Where I’m at right now:
In life: I’m 20 years old from Canada, I’m on an internship for mechanical engineering in Switzerland for a year which is pretty cool but I think my philosophies about life are turning a little sour which is dampening the experience for me.
My Current Philosophy: The TLDR version would be I just don’t know. I stopped believing in God when I was 18 but I’ve been in school for most of the time since then and I haven’t had a lot of time to think about how I’m going to deal with life now. The thought of dying has always terrified me but it’s just starting to cause problems for me. I think I’ve become a little pessimistic. Having thoughts like “what’s the point. ” I still try my best to live life to it’s fullest and keep learning but it feels empty and hollow right now. I’m doing the actions but my fear of death is holding me back from really enjoying life right now.
Any advice on what I can do would be much appreciated
I’m pretty sure it’s natural to feel astray, so don’t feel like you’re alone in that regard. I’m myself twenty-one, and only recently got myself out of the “I don’t know what I want to do in life” funk that so many people our age seem to be trapped in, so I can relate to your plight.
My advice to you is to give yourself time and space to figure stuff out, literally, figuratively, mentally, and spiritually.
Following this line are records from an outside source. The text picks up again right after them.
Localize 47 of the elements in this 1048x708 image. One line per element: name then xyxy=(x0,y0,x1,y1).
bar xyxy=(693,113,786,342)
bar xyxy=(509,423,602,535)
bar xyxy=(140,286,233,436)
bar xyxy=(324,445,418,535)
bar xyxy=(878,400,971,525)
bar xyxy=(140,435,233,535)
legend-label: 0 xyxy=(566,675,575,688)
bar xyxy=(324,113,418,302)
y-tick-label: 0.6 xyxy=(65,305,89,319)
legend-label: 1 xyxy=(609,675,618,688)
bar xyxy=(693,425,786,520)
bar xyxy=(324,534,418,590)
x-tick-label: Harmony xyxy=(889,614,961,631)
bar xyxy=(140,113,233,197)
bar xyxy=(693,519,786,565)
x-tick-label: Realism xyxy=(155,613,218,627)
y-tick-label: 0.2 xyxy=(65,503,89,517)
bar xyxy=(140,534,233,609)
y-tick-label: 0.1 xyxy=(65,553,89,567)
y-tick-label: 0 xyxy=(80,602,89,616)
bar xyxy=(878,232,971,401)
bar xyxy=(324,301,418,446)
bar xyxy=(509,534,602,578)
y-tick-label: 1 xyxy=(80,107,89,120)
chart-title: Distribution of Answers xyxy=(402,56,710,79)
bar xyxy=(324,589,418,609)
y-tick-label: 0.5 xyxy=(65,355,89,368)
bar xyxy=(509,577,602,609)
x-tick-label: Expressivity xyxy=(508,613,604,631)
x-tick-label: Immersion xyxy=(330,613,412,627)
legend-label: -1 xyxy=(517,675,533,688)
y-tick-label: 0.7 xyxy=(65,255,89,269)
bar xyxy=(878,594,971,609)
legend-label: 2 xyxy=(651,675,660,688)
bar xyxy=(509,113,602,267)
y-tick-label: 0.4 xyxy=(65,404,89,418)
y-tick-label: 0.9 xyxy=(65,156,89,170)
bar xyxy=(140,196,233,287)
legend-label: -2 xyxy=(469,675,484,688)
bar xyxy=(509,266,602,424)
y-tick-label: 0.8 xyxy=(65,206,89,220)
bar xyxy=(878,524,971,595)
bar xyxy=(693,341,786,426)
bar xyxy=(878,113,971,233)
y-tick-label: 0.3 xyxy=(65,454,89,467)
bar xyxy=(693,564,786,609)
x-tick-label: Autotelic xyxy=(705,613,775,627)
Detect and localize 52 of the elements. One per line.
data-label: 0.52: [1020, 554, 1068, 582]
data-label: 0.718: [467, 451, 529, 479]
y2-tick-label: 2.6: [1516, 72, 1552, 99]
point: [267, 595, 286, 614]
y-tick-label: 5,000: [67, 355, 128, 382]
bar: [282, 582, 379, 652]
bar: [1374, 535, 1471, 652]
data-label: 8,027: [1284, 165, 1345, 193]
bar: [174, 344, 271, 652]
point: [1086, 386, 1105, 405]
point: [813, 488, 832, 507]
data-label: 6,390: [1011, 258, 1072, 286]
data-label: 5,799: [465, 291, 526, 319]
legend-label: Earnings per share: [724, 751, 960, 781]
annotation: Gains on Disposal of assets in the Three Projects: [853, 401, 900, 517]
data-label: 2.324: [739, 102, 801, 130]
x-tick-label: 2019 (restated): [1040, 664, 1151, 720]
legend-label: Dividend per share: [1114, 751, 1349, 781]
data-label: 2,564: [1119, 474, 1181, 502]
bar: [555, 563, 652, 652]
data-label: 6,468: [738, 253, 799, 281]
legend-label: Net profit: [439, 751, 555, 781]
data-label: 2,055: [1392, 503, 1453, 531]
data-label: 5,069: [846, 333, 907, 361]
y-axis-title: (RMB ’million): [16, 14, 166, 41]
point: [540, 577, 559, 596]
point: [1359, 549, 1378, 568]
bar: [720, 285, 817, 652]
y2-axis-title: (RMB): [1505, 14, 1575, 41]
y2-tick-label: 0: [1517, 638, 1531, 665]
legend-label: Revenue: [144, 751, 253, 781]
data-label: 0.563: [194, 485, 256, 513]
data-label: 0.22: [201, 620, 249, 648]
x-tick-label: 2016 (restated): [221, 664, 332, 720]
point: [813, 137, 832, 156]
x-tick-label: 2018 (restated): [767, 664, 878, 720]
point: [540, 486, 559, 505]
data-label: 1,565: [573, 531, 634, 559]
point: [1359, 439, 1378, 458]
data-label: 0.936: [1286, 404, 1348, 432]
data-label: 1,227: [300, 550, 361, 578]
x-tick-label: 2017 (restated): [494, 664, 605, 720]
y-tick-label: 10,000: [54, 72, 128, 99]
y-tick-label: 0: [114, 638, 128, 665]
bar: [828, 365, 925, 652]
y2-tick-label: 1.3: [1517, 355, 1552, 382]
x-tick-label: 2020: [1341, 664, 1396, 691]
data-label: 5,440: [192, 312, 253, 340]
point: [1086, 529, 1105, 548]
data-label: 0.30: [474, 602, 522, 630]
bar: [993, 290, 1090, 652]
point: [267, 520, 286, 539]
How are you ever going to get comfortable with your mind and body and spirit if you do not give yourself time to nurture all three? You need to listen to your intuition and trust that it’s telling you something important. Follow inspiration wherever it takes you, and if it forces you to quit a job or internship or relationship or opportunity, then so be it. I, myself, dropped out of the private liberal arts college I had been at because it didn’t feel right, and, on my time “off,” I discovered what I wanted to do with my life: edit and write and blog about music. I’m at peace now because I know I’m doing what I want to be doing, but I wouldn’t have ever gotten to this point had I not trusted my gut earlier on. That’s really all you’ve got to do, man; trust your gut, and go with what sounds right to you.